Strong saw her primary care doctor for anxiety caused by the attack.  She had difficulty sleeping and was “jumpy at work.”  Per her doctor’s orders, she did not work from December 18, 2014 until December 28, 2014.

Harris and Strong filed claims with the Washington State Department of Labor and Industries (L&I). L&I paid Strong $1,731.78 ($240.18 for medical treatment and counseling and $1,491.60 for wage loss). L&I paid Harris $8,566.05 ($3,450.36 for medical treatment and counseling and $5,115.69 for wage loss).

The State charged Gonce with malicious and intentional felony harassment of Harris, international assault in the fourth degree of Strong and domestic violence intentional assault in the fourth degree of Whittington.  He plead guilty and agreed to pay restitution “in full to Harris and Strong for all losses.” L&I requested restitution payments in the amount of $1,731.78 on behalf of Strong and $8,566.05 on behalf of Harris.

Over Gonce’s objection, the court ordered restitution of $1,731.78 on behalf of Strong and $7,654.99 on behalf of Harris.  The court did not order Gonce to pay restitution for Harris’ lost wages in March since Whittington was no longer a patient at the Medical Center and Harris was able to return to her job in March. Gonce appealed arguing that the court did not have statutory authority to order restitution to L&I for lost wages paid to Strong and Harris as a result of emotions distress caused by the crimes.

The Court of Appeals held the restitution statute RCW 9.94A.753(3) authorizes the court to order restitution for reasonable ascertainable lost wages resulting from emotional distress injury caused by a crime. “The authority to impose restitution is entirely statutory.” The Sentencing Reform Act of 1981, gives the court the statutory authority to order restitution.  “In State v. Davison, 116 Wn.2d 917, 920, 809 P.2d 1374 (1991), the Washington Supreme Court held the “language of the restitution statute [ ] indicates legislative intent to grant broad powers of restitution. In State v. Hiett, 154 Wn.2d 560, 564, 115 P.3d 274 (2005), the court held the legislature intended to make restitution widely available to the victims of crimes.”

Prior to ordering restitution, the court is required find a causal connection between defendant’s crime and the injury. There is causal connection if “but for the crime, the victim would not have insured the loss.”

The Court began the analysis by looking at the plain language of the restitution statue, RCW 9.94A.759(3), which states:

[R]estitution ordered by a court pursuant to a criminal conviction shall be based on easily ascertainable damages for injury to or loss of property, actual expenses incurred for treatment for injury to persons, and lost wages resulting from injury.
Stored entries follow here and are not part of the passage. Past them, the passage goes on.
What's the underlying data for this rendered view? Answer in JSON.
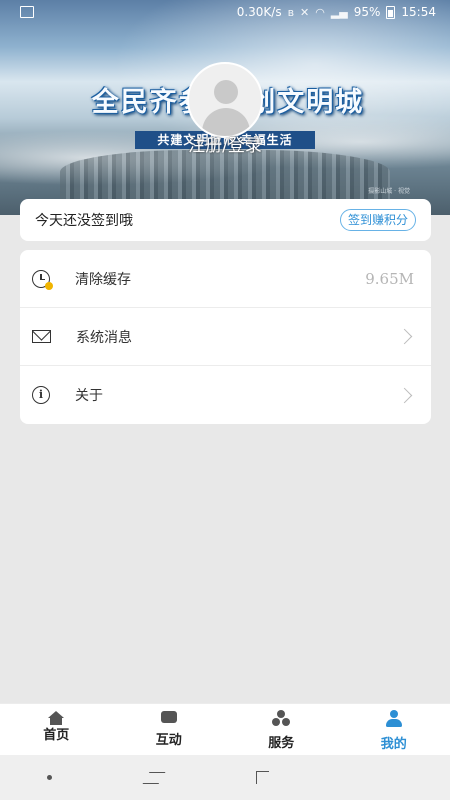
{
  "status_bar": {
    "network_speed": "0.30K/s",
    "battery": "95%",
    "time": "15:54"
  },
  "banner": {
    "slogan": "全民齐参与 创文明城",
    "subslogan": "共建文明城市 幸福生活",
    "credit": "摄影山城 · 视觉"
  },
  "user": {
    "login_label": "注册/登录"
  },
  "signin": {
    "text": "今天还没签到哦",
    "badge": "签到赚积分"
  },
  "menu": {
    "items": [
      {
        "label": "清除缓存",
        "value": "9.65M",
        "icon": "clock-icon"
      },
      {
        "label": "系统消息",
        "icon": "mail-icon"
      },
      {
        "label": "关于",
        "icon": "info-icon"
      }
    ]
  },
  "bottom_nav": {
    "tabs": [
      {
        "label": "首页",
        "icon": "home-icon"
      },
      {
        "label": "互动",
        "icon": "chat-icon"
      },
      {
        "label": "服务",
        "icon": "service-icon"
      },
      {
        "label": "我的",
        "icon": "person-icon",
        "active": true
      }
    ]
  },
  "colors": {
    "accent": "#2d8fd4",
    "page_bg": "#e8e8e8"
  }
}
Restitution shall not include reimbursement for damages for mental anguish, pain and suffering, or other intangible losses, but may include the costs of counseling reasonably related to the offense.

The Court stated Gonce’s argument that the statute authorizes the court to order restitution for wage loss resulting only from physical injury is not supported by neither the legislative history nor the plain language of the statute. The Court pointed out when the restitution statute was first enacted in 1981, it was limited to “lost wages resulting from physical injury.” The statute was amended to delete the word “physical”. The court reasoned the plain and unambiguous language that permits the court to order restitution for reasonable ascertainable “lost wages resulting from injury” has not changed in 35 years. Also, by deleting the word “physical,’ the legislature uses the broader term “injury.” The court turned to the dictionary to define the term “injury,” because it was not defined by legislature. “Injury” is defined as “an act that damages, harms, or hurts: an unjust or undeserved infliction of suffering or harm.”